Photo by Greg Rosenke on Unsplash

The first anniversary of Pope Francis’s encyclical Laudato Si’, On Care for Our Common Home, was celebrated globally in 2016 with an international week of prayer, education, reflection, and action. This is far from the usual treatment for a papal social encyclical!  It is a tribute to Pope Francis’s activist spirit and broad appeal – and to the fact that ordinary people around the planet are painfully aware of the urgency of the issues he raises so accessibly, so forcefully, so well.

Each year since its publication, a similar Laudato Si’ week of prayer, education and action has been organized with activities around the world networked on social media. May 16-24, 2020 is Laudato Si’ week, celebrating the fifth anniversary of this significant encyclical. Once again Catholics are active in many different ways and places educating, advocating, convening the human family in prayer and action.

Laudato Si’ remains a timely and forceful call to the human family to develop an integral ecology responding to the urgent cry of the poor and cry of Earth. Interconnected dynamics and patterns of human activity threatening the life and wellbeing of this planetary community are giving rise to these joint and urgent cries for change. Laudato Si’ is a call to conversion. It is an invitation to develop and live a healthy, broad-based ecological spirituality to inspire, nurture, guide and energize the important work of healing Earth and the human family, changing our destructive habits, and re-creating the way we live together on our common home.

Francis showed his pastoral experience and wisdom in Laudato Si’ by insisting that the major social and cultural changes that must take place in a short period of time will require education and spiritual development, both personal and communal. Materials for personal reflection and prayer are emerging widely from all faith traditions.
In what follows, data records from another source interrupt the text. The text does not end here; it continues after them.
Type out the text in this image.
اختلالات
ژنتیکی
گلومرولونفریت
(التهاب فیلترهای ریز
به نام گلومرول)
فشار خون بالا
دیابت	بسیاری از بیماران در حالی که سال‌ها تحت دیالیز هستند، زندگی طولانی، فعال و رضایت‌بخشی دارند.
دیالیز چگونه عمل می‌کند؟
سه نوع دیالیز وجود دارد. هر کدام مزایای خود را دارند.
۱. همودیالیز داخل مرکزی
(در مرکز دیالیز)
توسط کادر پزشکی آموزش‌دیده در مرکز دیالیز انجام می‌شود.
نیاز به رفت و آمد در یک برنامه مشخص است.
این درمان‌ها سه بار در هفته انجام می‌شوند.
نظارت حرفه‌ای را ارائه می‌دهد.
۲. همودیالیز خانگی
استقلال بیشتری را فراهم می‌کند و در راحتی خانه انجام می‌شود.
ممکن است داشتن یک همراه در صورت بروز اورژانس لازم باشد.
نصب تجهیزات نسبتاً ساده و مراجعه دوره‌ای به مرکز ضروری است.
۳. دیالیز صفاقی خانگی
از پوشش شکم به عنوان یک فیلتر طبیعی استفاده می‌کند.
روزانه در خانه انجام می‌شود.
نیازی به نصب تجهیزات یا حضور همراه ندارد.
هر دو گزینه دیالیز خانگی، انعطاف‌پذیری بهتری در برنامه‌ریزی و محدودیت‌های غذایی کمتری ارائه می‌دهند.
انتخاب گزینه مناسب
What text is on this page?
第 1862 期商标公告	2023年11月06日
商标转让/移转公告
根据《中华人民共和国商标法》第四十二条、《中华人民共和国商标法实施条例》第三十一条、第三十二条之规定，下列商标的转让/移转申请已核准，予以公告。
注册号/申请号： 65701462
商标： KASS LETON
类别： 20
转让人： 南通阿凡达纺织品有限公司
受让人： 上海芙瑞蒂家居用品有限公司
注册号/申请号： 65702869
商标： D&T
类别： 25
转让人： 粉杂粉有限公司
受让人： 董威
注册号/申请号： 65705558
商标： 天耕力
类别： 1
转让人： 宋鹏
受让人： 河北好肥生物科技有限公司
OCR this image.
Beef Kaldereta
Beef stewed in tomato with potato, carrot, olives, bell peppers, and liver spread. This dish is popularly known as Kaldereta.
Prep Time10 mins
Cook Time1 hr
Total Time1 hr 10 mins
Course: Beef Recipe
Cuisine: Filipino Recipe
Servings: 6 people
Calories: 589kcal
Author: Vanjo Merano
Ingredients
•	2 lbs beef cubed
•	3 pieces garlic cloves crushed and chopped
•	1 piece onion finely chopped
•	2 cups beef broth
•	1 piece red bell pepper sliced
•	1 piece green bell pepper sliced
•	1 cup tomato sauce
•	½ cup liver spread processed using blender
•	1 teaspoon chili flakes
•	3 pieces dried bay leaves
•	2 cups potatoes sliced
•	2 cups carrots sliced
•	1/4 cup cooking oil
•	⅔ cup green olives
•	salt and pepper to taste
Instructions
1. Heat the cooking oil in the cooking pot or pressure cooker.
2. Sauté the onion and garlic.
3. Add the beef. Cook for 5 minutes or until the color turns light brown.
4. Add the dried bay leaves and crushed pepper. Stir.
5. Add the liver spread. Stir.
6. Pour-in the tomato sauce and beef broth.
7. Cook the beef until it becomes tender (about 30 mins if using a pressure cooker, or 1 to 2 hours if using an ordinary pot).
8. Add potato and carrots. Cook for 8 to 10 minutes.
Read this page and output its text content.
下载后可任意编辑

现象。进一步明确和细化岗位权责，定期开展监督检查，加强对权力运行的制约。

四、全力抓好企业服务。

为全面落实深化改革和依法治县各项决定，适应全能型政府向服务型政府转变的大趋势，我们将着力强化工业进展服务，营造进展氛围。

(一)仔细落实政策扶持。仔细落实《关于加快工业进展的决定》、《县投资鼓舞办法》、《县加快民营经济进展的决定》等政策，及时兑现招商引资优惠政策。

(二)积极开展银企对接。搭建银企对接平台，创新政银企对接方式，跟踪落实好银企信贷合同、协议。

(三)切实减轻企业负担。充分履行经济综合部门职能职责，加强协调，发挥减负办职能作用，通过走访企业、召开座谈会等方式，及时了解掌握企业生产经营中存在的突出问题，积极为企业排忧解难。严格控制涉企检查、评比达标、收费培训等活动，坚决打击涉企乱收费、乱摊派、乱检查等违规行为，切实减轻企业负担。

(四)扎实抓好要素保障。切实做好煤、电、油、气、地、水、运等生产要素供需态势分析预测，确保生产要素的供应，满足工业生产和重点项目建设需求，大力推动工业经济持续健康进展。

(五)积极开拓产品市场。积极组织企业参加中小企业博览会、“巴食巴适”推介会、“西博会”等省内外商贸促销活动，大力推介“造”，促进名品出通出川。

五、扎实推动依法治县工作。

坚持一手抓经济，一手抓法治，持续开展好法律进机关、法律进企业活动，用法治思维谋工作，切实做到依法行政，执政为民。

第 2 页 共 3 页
Liturgical resources for developing, nurturing and expressing that kind of mature spiritual consciousness and growth, however, are difficult to find.  Jesus’s contemplative reflections on God’s care for the birds of the air or the beauty of the wild flowers in the field are standard texts for ecologically-focused prayer times.  And there are some beautiful psalms.  But generally the Catholic Church lacks liturgical resources for nurturing the ecological transformation that Francis is calling for and the human family so desperately needs.

Liturgical theologians in other Christian denominations have called for, begun to develop new ecologically-themed materials around a creation-focused selection of biblical texts, and offer them for broad use.  In 2019 Pope Francis encouraged the Catholic community to celebrate a Season of Creation annually from September 1st through October 4th.  But there are few if any signs of Catholic efforts to prepare official liturgical texts and lectionary materials for the Season. We cannot afford a glacial development and approval process if we hope to develop a healthy, broad-based ecological spirituality in time to reverse current destructive approaches to nature and prevent devastating global suffering.

Until these materials can be developed and made widely available, the challenge given by Pope Francis to nurture this spirituality must be taken up by liturgical planners and celebrants locally.  That can happen if they bring to their liturgical preparations a deliberately broad consciousness of the global ecological context of life and liturgy as Pope Francis describes it.  The current weekly liturgical texts must be consciously read as addressing the social and ecological context of our lives in the midst of the whole human family and at the heart of the complex and interrelated systems of Earth, our common home.

Over the last several years, the Dominican Center has carried on that kind of liturgical reflection and offered homily notes. Different examples can be found under Scriptural Reflections for Sundays of the Season of Creation on its website. The most complete effort to develop useful liturgical materials for the Sundays of the Season of Creation took place last year. Introductory comments, penitential rite suggestions, points for homiletic reflection on the scriptures for those Sundays, and a suggested intercession or two were prepared and can be seen under the Liturgical Seasons section on the website at Season of Creation 2019.

These materials illustrate clearly that the context within which we consciously reflect and pray with biblical texts has a profound impact on the revelation we discover for our lives in the world today.  Too often that context is limited to the personal or, at best, interpersonal dimensions of our lives.  Consciously opening our minds and hearts to the full global and cosmic context in which we live will allow the vision and values of the Word of God to resonate more powerfully.  It will open to us a more adequate sense of the guiding revelation of God for the human family here and now and the gospel mission being entrusted to us in this critical time.

More adequate liturgical texts, as they emerge, will eventually be able to help us grow in that consciousness and in a communal spirituality that will nourish our integral ecological conversion, inspiring and energizing us in our common care for Earth.  May they come soon.  And may they be in accessible language that will open the eyes and touch the hearts of ordinary people everywhere.

In the meantime, we can and must read the Word and celebrate Eucharist conscious of our common home, our cosmic context, and our integral ecological mission.